Il problema dell’autorità nella Chiesa cattolica

Tratto da: Adista Documenti n° 16 del 01/05/2021

Una potestà illimitata?

Così come è redatto e promulgato (1983), il vigente Codice di Diritto Canonico in sé dà adito a questa domanda: la Chiesa cattolica si attribuisce un potere senza limiti in questo mondo?

È evidente che nella Chiesa nessuno se la pone. Perché, tra le altre ragioni, noi cattolici sappiamo che la Chiesa non ha il potere di uccidere, odiare o fare quello che proibisce il Vangelo.

Il problema sta nel fatto che, come sappiamo dalla storia, la Chiesa ha gestito le cose in maniera che, frequentemente, ha fatto (e continua a fare) non poche cose che contraddicono letteralmente quello che comanda il Vangelo. Ecco il perché della domanda. Una domanda che ha la sua ragion d’essere nel testo del Diritto Canonico, nel quale si afferma che il romano pontefice ha una potestà «che è suprema, piena, immediata e universale » (c. 331). Una potestà, inoltre, contro la quale «non si dà appello né ricorso» alcuno (c. 333,3). Di più, il pontefice (la «Prima Sede», c. 361) «non può essere giudicato da nessuno » (c. 1404). Cioè, il papa non deve dar conto a nessuno delle sue decisioni. E, quello che è più sorprendente, «è diritto proprio ed esclusivo del papa essere giudice» di ogni decisione che si prende in problematiche spirituali o legate a esse (c. 1401). Ossia, in tutto. Dato che ogni decisione umana può avere una relazione con problematiche che riguardano lo spirito.

Bene, l’aspetto più stupefacente è che il papa ha un potere tale, in un campo così illimitato, che ha il «diritto esclusivo» (dumtaxat ius) di agire come giudice di chi viola il citato canone 1401, iniziando da «coloro che esercitano il potere supremo di uno Stato» (qui supremum tenent civitatis magistratum) (c. 1405, 1º). Con questo il Diritto ufficiale della Chiesa cattolica si appropria del potere di giudicare (e presumibilmente di condannare) qualsiasi capo di Stato, di qualsiasi Paese e religione. Inoltre, il papa «è giudice supremo in tutto l’orbe cattolico... e giudica o personalmente... o per mezzo di giudici da lui delegati» (c. 1442).

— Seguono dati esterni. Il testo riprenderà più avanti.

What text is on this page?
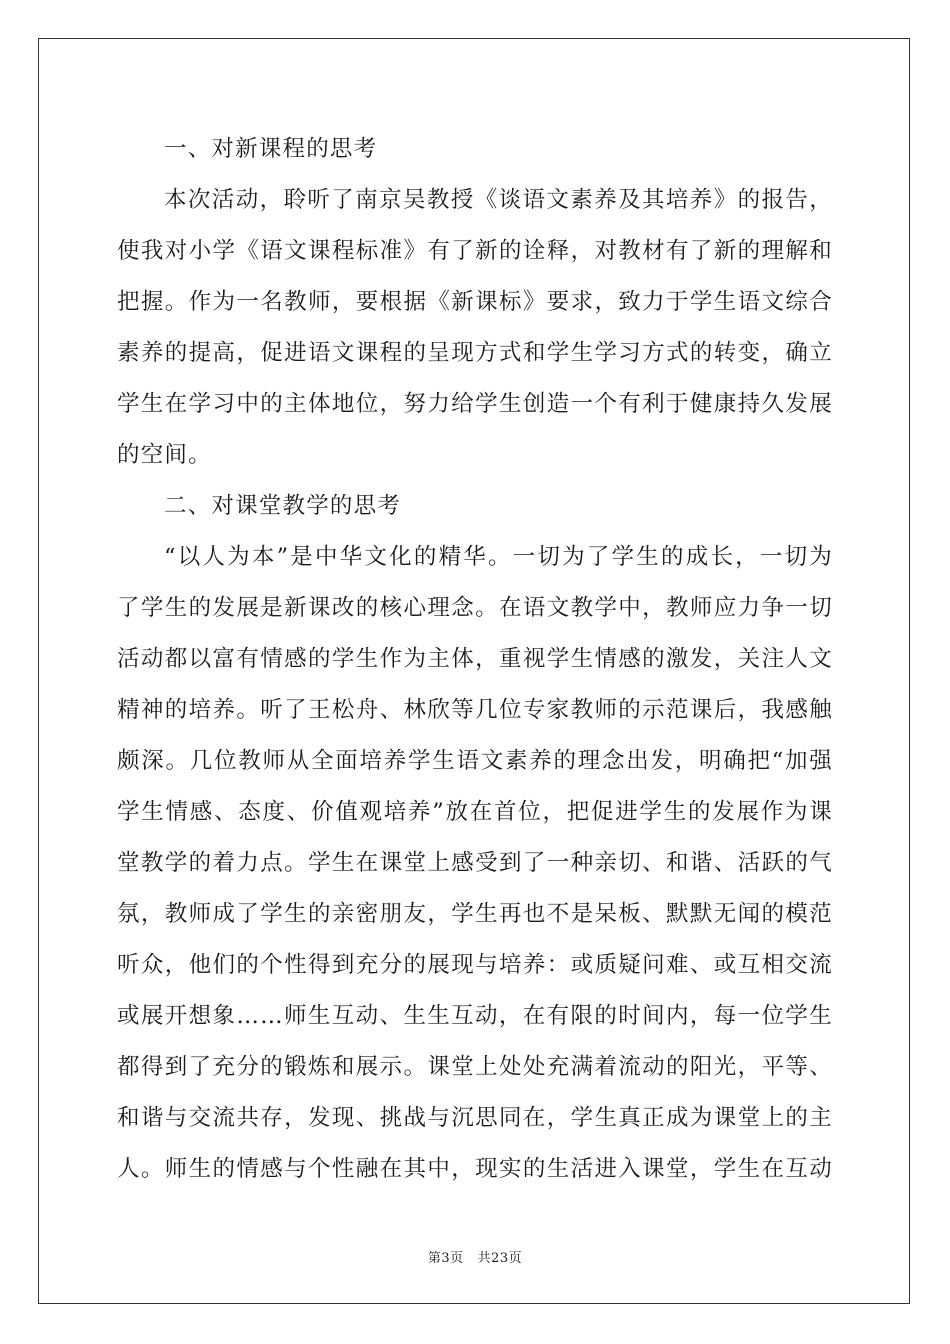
一、对新课程的思考
本次活动，聆听了南京吴教授《谈语文素养及其培养》的报告，
使我对小学《语文课程标准》有了新的诠释，对教材有了新的理解和
把握。作为一名教师，要根据《新课标》要求，致力于学生语文综合
素养的提高，促进语文课程的呈现方式和学生学习方式的转变，确立
学生在学习中的主体地位，努力给学生创造一个有利于健康持久发展
的空间。
二、对课堂教学的思考
“以人为本”是中华文化的精华。一切为了学生的成长，一切为
了学生的发展是新课改的核心理念。在语文教学中，教师应力争一切
活动都以富有情感的学生作为主体，重视学生情感的激发，关注人文
精神的培养。听了王松舟、林欣等几位专家教师的示范课后，我感触
颇深。几位教师从全面培养学生语文素养的理念出发，明确把“加强
学生情感、态度、价值观培养”放在首位，把促进学生的发展作为课
堂教学的着力点。学生在课堂上感受到了一种亲切、和谐、活跃的气
氛，教师成了学生的亲密朋友，学生再也不是呆板、默默无闻的模范
听众，他们的个性得到充分的展现与培养：或质疑问难、或互相交流
或展开想象……师生互动、生生互动，在有限的时间内，每一位学生
都得到了充分的锻炼和展示。课堂上处处充满着流动的阳光，平等、
和谐与交流共存，发现、挑战与沉思同在，学生真正成为课堂上的主
人。师生的情感与个性融在其中，现实的生活进入课堂，学生在互动
第3页 共23页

E perché non sia possibile uno spiraglio di una scappatoia per limitare il potere papale, il c. 1372 stabilisce che «chi ricorre al Concilio Ecumenico o al Collegio dei vescovi contro un atto del Romano Pontefice sia punito con una censura», che può essere la «scomunica» (c. 1331), l’«interdetto» (c. 1332) o la «sospensione a divinis» (c. 1333).

Con questo si cerca di risolvere “giuridicamente” un problema ecclesiologico decisivo, che consiste nel sapere chi è il soggetto di suprema potestà nella Chiesa. Un problema che “teologicamente” non è risolto in alcun modo.

Questo è stato chiaro nel Concilio Vaticano II (LG 22), dove si afferma che il papa è «soggetto di una potestà suprema e piena sulla Chiesa universale». Ma è importante sapere che questo potere non lo ha solo il papa. Lo ha anche il collegio episcopale, come si dice ugualmente in LG 22. Ma, allora, come si armonizzano tutti e due i poteri in uno? Il Vaticano II ha lasciato il problema insoluto.

La Nota Explicativa Praevia, che alla fine impose Paolo VI (che non la firmò neanche), ha risolto il problema ricorrendo alla «potestà di giurisdizione», che secondo il c. 129 esiste nella Chiesa «per istituzione divina», quando in realtà si sa che la iurisdictio ha la sua origine nel pensiero medievale ed è stata definita dal giurista Bartolo di Sassoferrato, professore a Bologna a partire dal 1328.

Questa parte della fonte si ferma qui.